What many might not be aware of is that Ghost Rider was originally intended to head to consoles long before 2007, an entire decade before in fact. With latest incarnation Robbie Reyes' impending arrival into the Marvel TV universe via ABC's Agents of S.H.I.E.L.D. helping to return the fiery character to the forefront of fans' minds, Youtube channel DidYouKnowGaming? has released a new video discussing what exactly the plans were for Ghost Rider's aborted video game debut, and why exactly things didn't work out. Gameplay footage from a proof of concept demo is also included.
To sum up some of the above video's findings, game developer Neversoft - which first gained widespread acclaim for Tony Hawk's Pro Skater - was enlisted by publisher Crystal Dynamics back in 1996 to create a PlayStation game based on Ghost Rider, as part of a licensing deal between the latter company and Marvel. Essentially a side-scrolling platformer/action title, Neversoft's Ghost Rider operated on a 2-D plane within a 3-d world.
The game's plot would have been told through fully CGI cut-scenes, and featured the vampire goddess Lilith as its main villain. Oddly enough, while Johnny Blaze figured into the narrative, players would have actually controlled a new, unnamed Ghost Rider that was drafted into battle following Johnny's capture. In practice though, the character still played exactly as one would expect just about any canon Ghost Rider to, utilizing his trademark hellfire chain and penance stare to collect the souls of his enemies and gain power.

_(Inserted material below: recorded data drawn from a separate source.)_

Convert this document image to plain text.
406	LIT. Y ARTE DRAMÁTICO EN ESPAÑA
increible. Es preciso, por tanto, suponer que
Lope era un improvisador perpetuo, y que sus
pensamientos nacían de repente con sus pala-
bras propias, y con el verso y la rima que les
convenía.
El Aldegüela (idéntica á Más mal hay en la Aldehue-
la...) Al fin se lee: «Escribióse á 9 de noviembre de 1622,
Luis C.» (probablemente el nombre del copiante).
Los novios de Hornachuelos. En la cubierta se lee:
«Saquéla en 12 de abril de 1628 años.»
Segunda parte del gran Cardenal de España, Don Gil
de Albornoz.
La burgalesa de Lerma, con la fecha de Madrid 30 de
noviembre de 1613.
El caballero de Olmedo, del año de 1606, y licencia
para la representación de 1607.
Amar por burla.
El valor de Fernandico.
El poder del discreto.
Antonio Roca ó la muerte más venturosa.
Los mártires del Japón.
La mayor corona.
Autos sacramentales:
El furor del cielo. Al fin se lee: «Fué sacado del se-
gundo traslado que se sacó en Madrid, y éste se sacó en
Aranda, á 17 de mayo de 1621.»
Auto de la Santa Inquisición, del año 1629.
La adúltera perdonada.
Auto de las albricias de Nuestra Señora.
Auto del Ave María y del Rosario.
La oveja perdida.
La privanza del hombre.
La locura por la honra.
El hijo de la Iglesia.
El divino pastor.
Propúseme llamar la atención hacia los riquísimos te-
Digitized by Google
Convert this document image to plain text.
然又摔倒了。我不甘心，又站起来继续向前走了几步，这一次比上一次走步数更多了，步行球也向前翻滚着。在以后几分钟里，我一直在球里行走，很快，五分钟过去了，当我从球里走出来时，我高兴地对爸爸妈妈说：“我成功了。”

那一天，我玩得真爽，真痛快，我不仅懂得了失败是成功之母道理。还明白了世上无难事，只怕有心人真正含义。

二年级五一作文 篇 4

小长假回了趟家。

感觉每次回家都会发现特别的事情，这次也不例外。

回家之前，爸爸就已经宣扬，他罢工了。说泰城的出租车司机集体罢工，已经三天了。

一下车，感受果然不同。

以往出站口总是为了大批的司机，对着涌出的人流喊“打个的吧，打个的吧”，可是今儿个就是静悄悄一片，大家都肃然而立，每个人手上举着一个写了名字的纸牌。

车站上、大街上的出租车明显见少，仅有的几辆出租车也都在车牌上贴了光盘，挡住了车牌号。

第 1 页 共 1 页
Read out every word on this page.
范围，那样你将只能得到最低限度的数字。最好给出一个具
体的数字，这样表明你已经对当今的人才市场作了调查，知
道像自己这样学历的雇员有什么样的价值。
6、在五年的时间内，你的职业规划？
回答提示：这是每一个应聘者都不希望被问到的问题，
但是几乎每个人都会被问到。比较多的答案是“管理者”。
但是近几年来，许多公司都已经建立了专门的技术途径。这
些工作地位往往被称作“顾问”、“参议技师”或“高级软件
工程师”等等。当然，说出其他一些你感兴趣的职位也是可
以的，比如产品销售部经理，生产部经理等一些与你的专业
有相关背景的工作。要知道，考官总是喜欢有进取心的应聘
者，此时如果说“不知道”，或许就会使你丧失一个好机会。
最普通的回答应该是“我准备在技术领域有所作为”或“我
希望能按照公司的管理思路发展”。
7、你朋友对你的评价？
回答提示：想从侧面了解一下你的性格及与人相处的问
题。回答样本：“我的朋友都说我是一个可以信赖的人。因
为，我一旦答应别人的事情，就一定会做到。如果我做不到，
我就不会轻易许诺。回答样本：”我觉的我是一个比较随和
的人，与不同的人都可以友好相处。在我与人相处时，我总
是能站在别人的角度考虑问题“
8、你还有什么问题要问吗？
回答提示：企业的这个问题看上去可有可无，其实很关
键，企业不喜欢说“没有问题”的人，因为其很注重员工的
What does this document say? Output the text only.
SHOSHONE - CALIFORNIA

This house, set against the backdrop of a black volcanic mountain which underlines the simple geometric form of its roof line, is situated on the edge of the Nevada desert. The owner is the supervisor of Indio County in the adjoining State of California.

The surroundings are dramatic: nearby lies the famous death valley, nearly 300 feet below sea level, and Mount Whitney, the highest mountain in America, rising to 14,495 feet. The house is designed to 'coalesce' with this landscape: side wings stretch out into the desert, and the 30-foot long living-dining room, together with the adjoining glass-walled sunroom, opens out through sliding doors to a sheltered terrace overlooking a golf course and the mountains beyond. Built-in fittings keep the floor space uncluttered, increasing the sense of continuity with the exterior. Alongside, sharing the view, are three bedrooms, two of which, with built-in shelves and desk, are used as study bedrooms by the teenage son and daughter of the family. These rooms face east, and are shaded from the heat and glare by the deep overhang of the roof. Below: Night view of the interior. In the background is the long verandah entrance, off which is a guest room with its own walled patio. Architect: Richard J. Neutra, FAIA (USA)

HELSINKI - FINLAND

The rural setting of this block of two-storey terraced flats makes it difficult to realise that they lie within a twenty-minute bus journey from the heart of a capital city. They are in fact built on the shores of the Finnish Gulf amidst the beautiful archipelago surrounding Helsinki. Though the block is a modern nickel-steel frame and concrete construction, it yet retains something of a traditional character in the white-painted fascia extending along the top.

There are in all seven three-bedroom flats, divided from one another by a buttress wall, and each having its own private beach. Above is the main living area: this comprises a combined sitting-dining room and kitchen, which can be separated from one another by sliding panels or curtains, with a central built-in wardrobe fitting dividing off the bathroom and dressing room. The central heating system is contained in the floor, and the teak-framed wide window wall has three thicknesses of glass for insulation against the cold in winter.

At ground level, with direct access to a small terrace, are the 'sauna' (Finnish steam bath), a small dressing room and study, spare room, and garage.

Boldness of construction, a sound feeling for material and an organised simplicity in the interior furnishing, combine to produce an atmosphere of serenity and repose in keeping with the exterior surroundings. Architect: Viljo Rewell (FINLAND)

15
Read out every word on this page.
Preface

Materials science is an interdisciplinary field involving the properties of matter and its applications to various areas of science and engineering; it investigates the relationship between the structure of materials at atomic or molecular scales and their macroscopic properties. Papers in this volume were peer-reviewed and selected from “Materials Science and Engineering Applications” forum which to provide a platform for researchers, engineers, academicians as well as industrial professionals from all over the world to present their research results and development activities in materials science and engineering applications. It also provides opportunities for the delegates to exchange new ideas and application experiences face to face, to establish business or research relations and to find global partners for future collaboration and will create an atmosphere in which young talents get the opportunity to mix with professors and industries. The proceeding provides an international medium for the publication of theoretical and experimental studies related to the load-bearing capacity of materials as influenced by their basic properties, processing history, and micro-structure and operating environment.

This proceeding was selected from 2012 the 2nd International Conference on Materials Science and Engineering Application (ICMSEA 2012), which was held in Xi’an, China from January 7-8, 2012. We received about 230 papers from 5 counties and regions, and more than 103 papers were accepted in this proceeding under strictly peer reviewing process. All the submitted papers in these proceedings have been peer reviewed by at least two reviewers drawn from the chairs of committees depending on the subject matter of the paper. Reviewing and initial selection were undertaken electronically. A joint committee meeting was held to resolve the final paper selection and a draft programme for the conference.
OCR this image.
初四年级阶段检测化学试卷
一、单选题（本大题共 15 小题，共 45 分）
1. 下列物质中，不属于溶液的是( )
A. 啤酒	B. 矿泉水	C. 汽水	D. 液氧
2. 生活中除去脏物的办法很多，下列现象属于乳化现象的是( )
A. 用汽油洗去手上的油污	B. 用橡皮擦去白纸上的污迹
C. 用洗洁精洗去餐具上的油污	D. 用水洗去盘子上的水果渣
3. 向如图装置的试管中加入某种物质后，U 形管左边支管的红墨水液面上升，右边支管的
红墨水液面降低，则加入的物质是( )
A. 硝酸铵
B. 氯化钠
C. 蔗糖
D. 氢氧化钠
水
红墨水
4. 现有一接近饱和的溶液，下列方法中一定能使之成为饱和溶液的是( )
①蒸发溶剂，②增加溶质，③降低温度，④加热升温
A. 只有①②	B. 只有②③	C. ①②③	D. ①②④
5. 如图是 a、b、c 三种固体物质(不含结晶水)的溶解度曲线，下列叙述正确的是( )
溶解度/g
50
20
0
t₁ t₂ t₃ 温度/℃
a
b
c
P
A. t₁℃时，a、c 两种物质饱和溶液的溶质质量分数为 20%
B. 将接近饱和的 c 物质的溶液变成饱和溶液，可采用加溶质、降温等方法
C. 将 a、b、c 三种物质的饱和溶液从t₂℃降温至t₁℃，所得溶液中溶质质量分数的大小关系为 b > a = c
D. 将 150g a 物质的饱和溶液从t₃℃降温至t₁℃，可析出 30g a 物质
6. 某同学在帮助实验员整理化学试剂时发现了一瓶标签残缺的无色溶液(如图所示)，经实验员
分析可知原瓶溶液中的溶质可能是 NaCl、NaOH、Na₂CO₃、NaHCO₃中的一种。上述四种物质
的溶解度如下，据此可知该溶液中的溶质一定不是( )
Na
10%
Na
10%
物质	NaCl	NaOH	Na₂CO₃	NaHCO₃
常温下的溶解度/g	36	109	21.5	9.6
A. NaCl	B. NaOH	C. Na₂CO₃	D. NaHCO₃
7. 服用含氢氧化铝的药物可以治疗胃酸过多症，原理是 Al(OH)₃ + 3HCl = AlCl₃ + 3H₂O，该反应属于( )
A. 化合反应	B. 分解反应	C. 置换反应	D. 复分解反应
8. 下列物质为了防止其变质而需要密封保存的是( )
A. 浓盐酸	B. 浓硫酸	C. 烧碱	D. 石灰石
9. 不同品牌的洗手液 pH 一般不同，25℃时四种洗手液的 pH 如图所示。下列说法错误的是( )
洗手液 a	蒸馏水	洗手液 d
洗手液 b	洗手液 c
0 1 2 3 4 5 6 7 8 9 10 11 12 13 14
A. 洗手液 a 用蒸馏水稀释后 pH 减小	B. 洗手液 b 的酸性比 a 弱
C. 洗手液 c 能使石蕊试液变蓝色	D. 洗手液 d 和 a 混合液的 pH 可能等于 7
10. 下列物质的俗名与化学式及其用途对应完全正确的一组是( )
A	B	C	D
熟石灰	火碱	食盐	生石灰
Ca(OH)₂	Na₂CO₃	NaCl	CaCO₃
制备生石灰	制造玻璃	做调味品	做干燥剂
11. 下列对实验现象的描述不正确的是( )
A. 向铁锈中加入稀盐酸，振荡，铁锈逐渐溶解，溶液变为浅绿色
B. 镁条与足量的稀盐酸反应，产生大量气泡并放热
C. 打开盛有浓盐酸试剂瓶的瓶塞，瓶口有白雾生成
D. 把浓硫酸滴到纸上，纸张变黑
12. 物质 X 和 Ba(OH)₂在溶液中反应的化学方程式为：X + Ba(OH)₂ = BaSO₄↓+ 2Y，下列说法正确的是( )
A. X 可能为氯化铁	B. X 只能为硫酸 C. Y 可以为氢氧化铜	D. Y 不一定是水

Unfortunately, Crystal Dynamics would soon decide to get out of the publishing game entirely, and focus solely on development. This led them to abandon support for their Marvel projects, leaving Neversoft without a publisher to continue to cover the costs of Ghost Rider's creation, and leaving the seemingly promising project to enter the always growing scrap heap of video games that never made it to store shelves. A truly hellish fate, which in some ways feels appropriate when one considers Ghost Rider's infernal subject matter.